Today, I want to close out my list of wildly-overvalued companies that are probably best avoided by investors as we go into 2016. In addition to trading at very high multiples of current and expected earnings, these stocks have Piotroski F-scores that indicate business is not as perfect as the momentum buyers are suggesting.
When the high-multiple, high-growth stocks and story stocks begin to miss earnings estimates, or have other difficulties, the rapid exit of large institutions can cause the stock price to collapse quickly. The exit door becomes very crowded when these stocks fall from favor.
The best story right now is Taser International (TASR). In addition to the namesake stun guns, the company makes body cameras for police departments -- and those are in high demand, right now. It is a good company and they have great products. But the stock is priced for perfection and beyond right now.
The analyst expectations are for five-year earnings growth of about 14%, and next year they anticipate growth of 15% or so. That is not high enough to justify the current multiple of 46x earnings and 47x the 2016 estimates. The stock had already experienced a wave of selling when Taser missed the third-quarter earnings estimates. I would not be shocked to see more selling in 2016.
It is a good business, but an even better story. Today's price reflects more story than business. The company has an F-score of just 3, so the fundamentals are telling a much less positive story.
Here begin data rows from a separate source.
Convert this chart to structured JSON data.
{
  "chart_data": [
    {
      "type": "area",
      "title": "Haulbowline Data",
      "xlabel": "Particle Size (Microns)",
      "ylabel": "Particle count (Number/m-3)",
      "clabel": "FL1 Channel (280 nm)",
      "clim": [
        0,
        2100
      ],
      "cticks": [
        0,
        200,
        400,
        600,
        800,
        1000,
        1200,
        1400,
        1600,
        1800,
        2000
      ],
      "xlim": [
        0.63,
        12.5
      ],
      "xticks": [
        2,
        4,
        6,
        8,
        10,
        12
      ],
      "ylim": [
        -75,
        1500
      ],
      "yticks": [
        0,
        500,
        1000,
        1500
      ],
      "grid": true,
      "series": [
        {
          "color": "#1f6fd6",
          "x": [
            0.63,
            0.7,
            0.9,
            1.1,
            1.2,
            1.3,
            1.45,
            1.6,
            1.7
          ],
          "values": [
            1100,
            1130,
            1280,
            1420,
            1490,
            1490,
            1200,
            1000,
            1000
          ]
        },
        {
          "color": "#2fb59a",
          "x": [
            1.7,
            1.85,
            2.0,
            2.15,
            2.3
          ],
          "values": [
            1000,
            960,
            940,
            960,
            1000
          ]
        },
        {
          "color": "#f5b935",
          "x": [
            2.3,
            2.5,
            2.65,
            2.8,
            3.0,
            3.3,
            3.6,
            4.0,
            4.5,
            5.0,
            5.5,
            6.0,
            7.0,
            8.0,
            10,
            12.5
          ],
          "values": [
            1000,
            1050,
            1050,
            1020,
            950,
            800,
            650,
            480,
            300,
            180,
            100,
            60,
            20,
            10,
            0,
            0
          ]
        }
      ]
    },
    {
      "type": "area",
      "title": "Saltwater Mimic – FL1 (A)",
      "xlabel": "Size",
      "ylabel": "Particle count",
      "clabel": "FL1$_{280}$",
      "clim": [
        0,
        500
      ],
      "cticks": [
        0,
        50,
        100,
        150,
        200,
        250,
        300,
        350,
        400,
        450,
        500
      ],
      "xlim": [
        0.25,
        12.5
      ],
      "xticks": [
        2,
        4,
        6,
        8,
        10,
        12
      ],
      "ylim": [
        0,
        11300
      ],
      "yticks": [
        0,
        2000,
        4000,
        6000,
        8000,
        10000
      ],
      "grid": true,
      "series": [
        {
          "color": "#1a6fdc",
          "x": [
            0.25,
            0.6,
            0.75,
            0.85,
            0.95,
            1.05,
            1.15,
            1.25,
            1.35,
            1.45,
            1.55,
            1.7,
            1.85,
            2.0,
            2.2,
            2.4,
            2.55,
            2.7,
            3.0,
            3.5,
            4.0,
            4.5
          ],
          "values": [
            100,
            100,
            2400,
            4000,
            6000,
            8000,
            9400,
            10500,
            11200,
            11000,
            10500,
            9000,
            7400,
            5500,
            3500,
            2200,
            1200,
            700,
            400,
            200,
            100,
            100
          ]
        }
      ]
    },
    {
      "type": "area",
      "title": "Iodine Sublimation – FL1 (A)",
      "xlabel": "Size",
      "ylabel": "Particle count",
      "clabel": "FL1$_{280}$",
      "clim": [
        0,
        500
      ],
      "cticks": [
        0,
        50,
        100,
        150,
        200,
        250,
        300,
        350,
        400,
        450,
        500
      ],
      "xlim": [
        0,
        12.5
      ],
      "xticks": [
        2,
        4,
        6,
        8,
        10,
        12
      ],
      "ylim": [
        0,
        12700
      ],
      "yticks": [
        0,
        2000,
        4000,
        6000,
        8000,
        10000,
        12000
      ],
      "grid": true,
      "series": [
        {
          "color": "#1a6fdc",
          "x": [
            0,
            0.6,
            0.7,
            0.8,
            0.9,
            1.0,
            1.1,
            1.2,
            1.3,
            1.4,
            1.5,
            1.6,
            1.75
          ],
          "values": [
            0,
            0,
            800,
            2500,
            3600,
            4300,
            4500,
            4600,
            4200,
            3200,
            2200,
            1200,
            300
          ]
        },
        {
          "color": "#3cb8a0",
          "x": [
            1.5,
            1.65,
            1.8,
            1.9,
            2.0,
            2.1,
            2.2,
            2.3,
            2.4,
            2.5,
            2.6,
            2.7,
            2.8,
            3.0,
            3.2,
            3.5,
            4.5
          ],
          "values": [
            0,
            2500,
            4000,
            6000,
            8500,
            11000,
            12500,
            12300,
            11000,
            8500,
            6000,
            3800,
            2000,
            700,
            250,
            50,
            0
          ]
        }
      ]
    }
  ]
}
When it comes to high-growth, high-momentum stocks, Under Armour (UA) has been the widow maker for anyone foolish enough to be negative on the shares. The company's line in performance apparel, footwear and accessories has been extremely popular in recent years. They have picked up endorsements by professional athletes and sales and profit growth have been strong. The F-score has steadily declined the past few quarters, however, and now stands at a rock bottom 1.
There has been some selling of the stock late in the year, and insiders have done some selling as well. This is a fantastic company with solid products and management, but that does not necessarily translate to being worth 83x current earnings and 60x the projected results. There is no margin of error in this stock. If UA misses any estimate, the stock could well get clobbered.
SPS Commerce (SPSC), the cloud-based supply chain management concern, appears to be having a good year -- with strong sales and profit. But they have not been beating the quarterly estimates by as wide a margin as in years past. With the shares at 355x current earnings and 75x expected earnings, that could be a huge problem for the stock price in 2016.
The F-score of 5 tells me that business is okay for this company, but it is not fantastic enough to justify anywhere near this multiple. SPS Commerce is another story-driven stock that has gotten way ahead of reality. Should the story change even a little bit, investors could end up with a permanent impairment of capital.
Tyler Technologies (TYL) is certainly in the right business for our time. They sell programs to government agencies for accounting, automation of processes like ticket collection and business permitting. They also provide student information and transportation solutions for K-12 schools.
They offer judicial management systems for everything from case management and supervisions systems. Their programs can be used across just about every level of government from federal agencies down to the smallest municipality.
Because government agencies are constantly looking to become more efficient and productive, this is a good business and should be for many years. I am not convinced, however, that it is such a great business that we should be comfortable paying 90x current and 59x expected earnings. As a former broker, I can see how easy the story would be tell in an exciting fashion. But the story is now priced well above the business value.
You can pay too much for even the best companies. If you get caught owning them when sentiment changes, it can be tough to get out at a reasonable price. When you pay these kinds of earnings, everything has to go right all the time. That rarely happens in life or in the markets.